[DLM] confirm master for recovered waiting requests
authorDavid Teigland <teigland@redhat.com>
Fri, 8 Sep 2006 13:36:35 +0000 (08:36 -0500)
committerSteven Whitehouse <swhiteho@redhat.com>
Fri, 8 Sep 2006 21:00:12 +0000 (17:00 -0400)
Fixing the following scenario:
- A request is on the waiters list waiting for a reply from a remote node.
- The request is the first one on the resource, so first_lkid is set.
- The remote node fails causing recovery.
- During recovery the requesting node becomes master.
- The request is now processed locally instead of being a remote operation.
- At this point we need to call confirm_master() on the resource since
  we're certain we're now the master node.  This will clear first_lkid.
- We weren't calling confirm_master(), so first_lkid was not being cleared
  causing subsequent requests on that resource to get stuck.

Signed-off-by: David Teigland <teigland@redhat.com>
Signed-off-by: Steven Whitehouse <swhiteho@redhat.com>
fs/dlm/lock.c

index 67247f0b508a5fe2de76c90283baff19c54cff24..af2f2f01bd5fd423e8381ee6ceca01d2d100b58b 100644 (file)

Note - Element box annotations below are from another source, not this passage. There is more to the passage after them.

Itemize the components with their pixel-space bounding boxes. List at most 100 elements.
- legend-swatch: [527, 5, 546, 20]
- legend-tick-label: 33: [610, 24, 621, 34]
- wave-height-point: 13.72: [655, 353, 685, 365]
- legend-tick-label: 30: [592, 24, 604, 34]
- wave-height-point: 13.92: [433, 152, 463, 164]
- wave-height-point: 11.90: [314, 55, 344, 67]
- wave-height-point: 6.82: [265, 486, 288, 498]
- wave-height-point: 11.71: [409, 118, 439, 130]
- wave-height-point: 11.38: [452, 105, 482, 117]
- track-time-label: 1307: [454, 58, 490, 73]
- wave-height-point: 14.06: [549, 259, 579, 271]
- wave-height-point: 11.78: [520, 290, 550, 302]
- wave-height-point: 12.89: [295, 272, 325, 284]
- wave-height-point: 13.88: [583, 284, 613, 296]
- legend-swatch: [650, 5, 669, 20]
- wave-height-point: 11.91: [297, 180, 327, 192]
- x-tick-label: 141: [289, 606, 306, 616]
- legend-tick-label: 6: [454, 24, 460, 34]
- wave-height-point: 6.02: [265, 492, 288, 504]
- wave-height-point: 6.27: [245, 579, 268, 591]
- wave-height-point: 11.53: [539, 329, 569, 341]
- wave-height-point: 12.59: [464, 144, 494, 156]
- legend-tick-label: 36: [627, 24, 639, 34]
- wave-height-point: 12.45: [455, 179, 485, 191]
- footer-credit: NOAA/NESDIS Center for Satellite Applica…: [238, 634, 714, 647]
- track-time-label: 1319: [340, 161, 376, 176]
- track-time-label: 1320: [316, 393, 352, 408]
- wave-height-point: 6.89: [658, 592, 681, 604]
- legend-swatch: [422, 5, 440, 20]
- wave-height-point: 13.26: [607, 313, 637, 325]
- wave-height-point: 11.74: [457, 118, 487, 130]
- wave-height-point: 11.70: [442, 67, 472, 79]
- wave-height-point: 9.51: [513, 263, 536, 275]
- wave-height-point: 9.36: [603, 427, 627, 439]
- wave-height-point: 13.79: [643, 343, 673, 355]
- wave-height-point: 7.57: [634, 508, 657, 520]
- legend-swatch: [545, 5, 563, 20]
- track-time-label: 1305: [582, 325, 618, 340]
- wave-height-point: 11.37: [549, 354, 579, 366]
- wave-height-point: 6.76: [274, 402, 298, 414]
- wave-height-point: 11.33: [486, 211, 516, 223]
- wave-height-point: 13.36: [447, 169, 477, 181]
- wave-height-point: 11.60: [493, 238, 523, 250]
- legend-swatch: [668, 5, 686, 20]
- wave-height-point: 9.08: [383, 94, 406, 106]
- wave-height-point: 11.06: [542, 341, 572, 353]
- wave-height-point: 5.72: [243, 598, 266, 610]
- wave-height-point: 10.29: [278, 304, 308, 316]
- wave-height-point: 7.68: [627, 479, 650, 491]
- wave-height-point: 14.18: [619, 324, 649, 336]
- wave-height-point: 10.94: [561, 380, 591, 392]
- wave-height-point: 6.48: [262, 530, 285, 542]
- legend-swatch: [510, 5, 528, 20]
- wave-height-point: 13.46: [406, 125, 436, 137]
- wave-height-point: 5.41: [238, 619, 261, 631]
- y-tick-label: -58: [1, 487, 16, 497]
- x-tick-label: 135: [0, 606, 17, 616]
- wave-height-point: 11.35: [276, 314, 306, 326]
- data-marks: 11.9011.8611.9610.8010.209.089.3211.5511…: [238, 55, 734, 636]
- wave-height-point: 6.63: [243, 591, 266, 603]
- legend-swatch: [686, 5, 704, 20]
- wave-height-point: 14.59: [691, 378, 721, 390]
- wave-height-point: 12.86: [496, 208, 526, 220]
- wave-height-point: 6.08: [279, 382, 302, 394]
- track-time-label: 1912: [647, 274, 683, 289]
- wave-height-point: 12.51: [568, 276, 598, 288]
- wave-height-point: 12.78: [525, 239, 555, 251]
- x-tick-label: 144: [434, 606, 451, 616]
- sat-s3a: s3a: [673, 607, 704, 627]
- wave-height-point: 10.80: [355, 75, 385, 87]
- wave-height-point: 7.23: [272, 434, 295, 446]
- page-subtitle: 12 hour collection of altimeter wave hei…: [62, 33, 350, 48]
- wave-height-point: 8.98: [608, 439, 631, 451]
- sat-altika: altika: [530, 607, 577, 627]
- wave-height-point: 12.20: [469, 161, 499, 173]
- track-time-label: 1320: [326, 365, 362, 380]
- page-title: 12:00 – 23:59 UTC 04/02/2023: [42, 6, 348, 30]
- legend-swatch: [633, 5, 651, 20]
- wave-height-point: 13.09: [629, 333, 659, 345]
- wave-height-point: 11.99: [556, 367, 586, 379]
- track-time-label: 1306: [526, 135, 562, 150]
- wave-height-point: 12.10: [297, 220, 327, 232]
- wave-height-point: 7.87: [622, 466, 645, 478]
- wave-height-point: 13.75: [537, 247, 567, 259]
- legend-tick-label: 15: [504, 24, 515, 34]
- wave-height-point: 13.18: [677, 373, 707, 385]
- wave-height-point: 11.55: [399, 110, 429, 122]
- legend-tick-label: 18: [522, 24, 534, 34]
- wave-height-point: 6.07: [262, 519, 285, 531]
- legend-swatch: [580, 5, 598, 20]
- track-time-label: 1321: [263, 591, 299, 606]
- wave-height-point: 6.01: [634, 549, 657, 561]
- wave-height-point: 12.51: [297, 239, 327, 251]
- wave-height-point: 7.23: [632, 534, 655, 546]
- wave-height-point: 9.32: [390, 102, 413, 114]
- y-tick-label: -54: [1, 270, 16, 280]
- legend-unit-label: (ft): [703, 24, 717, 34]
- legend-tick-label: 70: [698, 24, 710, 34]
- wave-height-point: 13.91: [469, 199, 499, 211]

@@ -3283,6 +3283,8 @@ int dlm_recover_waiters_post(struct dlm_ls *ls)
                        hold_rsb(r);
                        lock_rsb(r);
                        _request_lock(r, lkb);
+                       if (is_master(r))
+                               confirm_master(r, 0);
                        unlock_rsb(r);
                        put_rsb(r);
                        break;